True positives and false positives

Thursday, July 2nd, 2009

Following up on my rant on p-values, I want to say something about true and false positives in a classical statistical hypothesis test.

Such a test works as follows: we observe a value – assumed to be from some stochastic distribution – and calculate a p-value.  We then check if that p-value is below some significance level – typically 5% – and if it is we say that it is “significant” (or a positive) and if it is not we say that it is “not significant” (or a negative).

That is all there is to it.

Now, the p-values says something about the probability of false positives, those observations that are really sampled from the null distribution but are judged positives by the test.  With a 5% significance level, we expect that 5% of values truly sampled from the null distribution will be significant.  In other words, if we make a number of observations, and all our observations are from the null distribution, then we should get positives for about 5% of our tests.

Of course we do not really believe that all our observations are from the null distribution.  If we did, we wouldn’t make any tests.  What we actually believe is that we have some mixture of values from either the null distribution, P_0 or some alternative distribution, P_1, so our values are drawn from \pi_0P_0 + \pi_1P_1 where \pi_0 is the probability that the sample is from the null distribution and \pi_1=1-\pi_0 is the probability that it is from the alternative distribution.

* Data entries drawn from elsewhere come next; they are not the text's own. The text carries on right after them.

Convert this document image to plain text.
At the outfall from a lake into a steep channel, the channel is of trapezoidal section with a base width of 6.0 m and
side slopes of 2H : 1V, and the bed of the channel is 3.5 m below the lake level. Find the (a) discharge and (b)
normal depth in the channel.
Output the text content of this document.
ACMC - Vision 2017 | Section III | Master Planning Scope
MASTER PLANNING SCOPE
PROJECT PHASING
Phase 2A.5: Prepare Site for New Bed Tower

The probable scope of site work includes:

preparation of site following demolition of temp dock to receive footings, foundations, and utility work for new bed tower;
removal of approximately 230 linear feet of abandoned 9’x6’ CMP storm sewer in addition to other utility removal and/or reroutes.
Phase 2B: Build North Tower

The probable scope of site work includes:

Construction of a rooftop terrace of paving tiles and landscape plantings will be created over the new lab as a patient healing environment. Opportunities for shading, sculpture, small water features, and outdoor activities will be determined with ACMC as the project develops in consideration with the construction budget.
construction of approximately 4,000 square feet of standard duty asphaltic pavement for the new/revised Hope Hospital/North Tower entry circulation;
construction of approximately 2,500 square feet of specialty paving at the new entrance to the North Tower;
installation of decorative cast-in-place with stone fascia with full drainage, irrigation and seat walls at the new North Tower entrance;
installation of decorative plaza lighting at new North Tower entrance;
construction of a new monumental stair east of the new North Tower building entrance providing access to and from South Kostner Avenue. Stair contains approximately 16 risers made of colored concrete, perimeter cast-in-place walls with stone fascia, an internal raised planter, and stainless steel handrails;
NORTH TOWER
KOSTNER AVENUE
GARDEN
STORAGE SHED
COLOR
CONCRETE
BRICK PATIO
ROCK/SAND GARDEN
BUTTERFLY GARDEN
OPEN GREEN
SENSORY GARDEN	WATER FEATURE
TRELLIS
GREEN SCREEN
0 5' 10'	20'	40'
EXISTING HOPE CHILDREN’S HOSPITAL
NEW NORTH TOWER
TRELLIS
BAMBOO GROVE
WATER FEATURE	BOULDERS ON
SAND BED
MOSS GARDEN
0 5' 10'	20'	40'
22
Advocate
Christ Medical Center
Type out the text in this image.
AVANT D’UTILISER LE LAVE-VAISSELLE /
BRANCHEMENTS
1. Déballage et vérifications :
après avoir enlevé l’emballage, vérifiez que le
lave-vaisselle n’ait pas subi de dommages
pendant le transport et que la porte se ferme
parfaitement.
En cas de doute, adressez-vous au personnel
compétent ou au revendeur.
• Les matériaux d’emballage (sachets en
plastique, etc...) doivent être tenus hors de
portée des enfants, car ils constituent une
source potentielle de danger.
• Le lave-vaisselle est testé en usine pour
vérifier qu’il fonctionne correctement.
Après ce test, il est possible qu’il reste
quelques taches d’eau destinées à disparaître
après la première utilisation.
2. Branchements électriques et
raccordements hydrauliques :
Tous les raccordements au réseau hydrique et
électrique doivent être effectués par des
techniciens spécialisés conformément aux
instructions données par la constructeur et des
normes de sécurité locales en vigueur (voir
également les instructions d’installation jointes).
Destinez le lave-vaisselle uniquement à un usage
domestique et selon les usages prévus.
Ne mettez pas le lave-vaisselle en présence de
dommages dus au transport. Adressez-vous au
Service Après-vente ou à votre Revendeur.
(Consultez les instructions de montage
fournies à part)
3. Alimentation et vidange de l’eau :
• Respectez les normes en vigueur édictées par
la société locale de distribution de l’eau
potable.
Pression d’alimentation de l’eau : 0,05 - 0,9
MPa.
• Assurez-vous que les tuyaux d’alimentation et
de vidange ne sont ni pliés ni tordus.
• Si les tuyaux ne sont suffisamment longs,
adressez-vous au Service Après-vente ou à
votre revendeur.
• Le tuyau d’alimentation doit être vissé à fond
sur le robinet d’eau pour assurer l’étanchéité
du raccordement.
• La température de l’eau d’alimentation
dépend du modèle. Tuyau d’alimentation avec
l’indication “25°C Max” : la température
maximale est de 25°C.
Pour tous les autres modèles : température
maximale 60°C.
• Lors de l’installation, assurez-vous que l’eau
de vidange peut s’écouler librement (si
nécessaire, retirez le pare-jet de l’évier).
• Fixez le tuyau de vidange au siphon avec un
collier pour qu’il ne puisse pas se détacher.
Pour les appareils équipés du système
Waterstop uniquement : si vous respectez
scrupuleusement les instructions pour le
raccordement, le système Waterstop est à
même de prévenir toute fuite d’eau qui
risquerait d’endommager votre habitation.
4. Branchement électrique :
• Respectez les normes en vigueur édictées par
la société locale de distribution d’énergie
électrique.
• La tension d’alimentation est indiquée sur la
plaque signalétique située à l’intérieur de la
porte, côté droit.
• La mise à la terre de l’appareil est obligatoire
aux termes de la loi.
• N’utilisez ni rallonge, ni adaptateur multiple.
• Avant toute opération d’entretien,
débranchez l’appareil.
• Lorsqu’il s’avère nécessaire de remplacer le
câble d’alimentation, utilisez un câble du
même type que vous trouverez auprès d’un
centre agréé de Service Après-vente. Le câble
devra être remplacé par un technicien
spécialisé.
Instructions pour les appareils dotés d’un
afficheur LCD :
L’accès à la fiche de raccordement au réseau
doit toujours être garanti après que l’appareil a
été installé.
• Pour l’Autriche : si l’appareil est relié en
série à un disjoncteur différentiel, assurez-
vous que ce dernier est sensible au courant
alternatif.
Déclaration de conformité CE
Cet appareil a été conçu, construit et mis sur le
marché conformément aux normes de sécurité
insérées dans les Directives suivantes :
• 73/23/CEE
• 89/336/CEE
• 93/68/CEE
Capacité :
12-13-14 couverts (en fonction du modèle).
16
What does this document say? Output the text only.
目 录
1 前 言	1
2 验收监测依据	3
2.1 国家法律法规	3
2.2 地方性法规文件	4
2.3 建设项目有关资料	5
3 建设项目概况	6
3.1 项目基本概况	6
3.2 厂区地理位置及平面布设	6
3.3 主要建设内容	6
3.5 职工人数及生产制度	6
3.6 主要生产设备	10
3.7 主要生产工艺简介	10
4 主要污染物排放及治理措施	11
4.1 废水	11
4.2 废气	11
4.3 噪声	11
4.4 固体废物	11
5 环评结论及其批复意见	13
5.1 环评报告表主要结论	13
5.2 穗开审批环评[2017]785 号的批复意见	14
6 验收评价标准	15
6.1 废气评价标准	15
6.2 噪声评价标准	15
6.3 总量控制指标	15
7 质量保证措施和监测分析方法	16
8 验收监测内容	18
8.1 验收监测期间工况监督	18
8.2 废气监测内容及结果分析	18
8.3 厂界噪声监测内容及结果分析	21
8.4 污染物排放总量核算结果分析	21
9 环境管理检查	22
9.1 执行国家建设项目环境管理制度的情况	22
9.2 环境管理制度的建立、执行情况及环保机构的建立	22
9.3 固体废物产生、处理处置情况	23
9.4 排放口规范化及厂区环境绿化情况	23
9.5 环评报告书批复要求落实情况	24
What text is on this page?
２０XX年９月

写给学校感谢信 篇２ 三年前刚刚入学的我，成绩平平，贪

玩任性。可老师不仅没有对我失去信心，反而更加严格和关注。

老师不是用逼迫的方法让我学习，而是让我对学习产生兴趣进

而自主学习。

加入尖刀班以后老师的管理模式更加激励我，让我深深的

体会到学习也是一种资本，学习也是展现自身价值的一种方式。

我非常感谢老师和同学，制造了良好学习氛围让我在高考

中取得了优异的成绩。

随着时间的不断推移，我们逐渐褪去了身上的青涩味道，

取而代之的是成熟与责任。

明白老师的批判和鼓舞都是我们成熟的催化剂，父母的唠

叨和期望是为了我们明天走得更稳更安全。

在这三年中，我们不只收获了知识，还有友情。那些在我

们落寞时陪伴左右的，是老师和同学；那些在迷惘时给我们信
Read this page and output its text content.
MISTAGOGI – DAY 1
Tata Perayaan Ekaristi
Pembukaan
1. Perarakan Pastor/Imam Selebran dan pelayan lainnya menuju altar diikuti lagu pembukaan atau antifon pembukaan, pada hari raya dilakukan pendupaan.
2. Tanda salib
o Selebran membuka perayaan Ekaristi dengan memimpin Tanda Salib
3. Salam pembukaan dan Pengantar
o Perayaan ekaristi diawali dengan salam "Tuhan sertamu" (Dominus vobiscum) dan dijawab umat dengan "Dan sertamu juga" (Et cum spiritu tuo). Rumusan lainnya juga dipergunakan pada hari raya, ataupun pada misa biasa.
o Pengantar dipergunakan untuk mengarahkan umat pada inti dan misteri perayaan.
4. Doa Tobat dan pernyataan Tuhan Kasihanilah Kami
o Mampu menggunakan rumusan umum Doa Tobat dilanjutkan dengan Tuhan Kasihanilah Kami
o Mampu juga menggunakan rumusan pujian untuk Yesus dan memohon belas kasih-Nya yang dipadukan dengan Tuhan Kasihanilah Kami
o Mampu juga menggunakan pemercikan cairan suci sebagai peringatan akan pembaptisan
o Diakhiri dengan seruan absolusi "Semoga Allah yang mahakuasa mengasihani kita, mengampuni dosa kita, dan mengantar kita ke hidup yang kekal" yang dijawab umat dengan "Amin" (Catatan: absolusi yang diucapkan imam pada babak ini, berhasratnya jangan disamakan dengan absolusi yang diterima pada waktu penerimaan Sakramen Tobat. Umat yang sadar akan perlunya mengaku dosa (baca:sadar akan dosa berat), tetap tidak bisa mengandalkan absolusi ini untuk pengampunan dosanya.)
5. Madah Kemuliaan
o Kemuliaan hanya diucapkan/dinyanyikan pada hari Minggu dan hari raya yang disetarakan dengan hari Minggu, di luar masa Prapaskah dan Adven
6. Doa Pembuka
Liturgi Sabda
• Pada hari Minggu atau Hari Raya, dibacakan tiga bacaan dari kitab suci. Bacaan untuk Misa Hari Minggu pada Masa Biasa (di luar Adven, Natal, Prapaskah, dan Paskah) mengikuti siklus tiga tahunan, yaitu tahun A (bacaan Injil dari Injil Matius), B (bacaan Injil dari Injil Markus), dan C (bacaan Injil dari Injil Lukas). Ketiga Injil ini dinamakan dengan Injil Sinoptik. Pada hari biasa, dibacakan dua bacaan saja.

An example: association mapping

In association mapping we test genetic markers, to figure out if any marker is associated with some a disease.  We do not believe that all markers are associated with the disease, nor do we believe that none of them are.  In the mixture above, \pi_0 would be the (prior) probability that any given marker is not associated with the disease, while \pi_1 would be the probability that it is associated with the disease.

We will simplify the setup a bit.  We will consider a marker where one allele is found in 40% of the population, say that those without that marker have a fixed disease risk while those with the marker has an increased risk, a genetic relative risk, GRR, such that if the wild types have risk r then the mutants (those with the 40% allele) have the risk GRR\cdot r.  We sample N individuals, categorise them according to allele and according to disease, and then make a \chi^2 test for association.

create.sample <- function(N, mutant.freq, wt.risk, GRR) {
  # Sample N individuals where N*mutant.freq are mutants.  Assign
  # cases and controls status based on the wildtype risk wt.risk and
  # the mutant risk based on the genetic relative risk GRR*wt.risk.
  mutant.status <- runif(N) < mutant.freq
  disease.status <- sapply(mutant.status,
                           function (m)
                           ifelse(m,
                                  runif(1) < GRR*wt.risk,
                                  runif(1) < wt.risk))
  ftable(mutant.status, disease.status)
}

data <- create.sample(2000,0.4,0.05,2)
chisq.test(data)

So here I sample 2000 individuals, say that the wildtype risk is 5% and that the mutants have a GRR of 2, so twice the risk of the disease.

Since this sample has a GRR of 2 – twice the risk for mutants – we are sampling from the alternative distribution.  So if the p-value is significant we have a true positive – a signal where there should be one – while if the p-value is not significant we have a false negative – no signal where there should be one.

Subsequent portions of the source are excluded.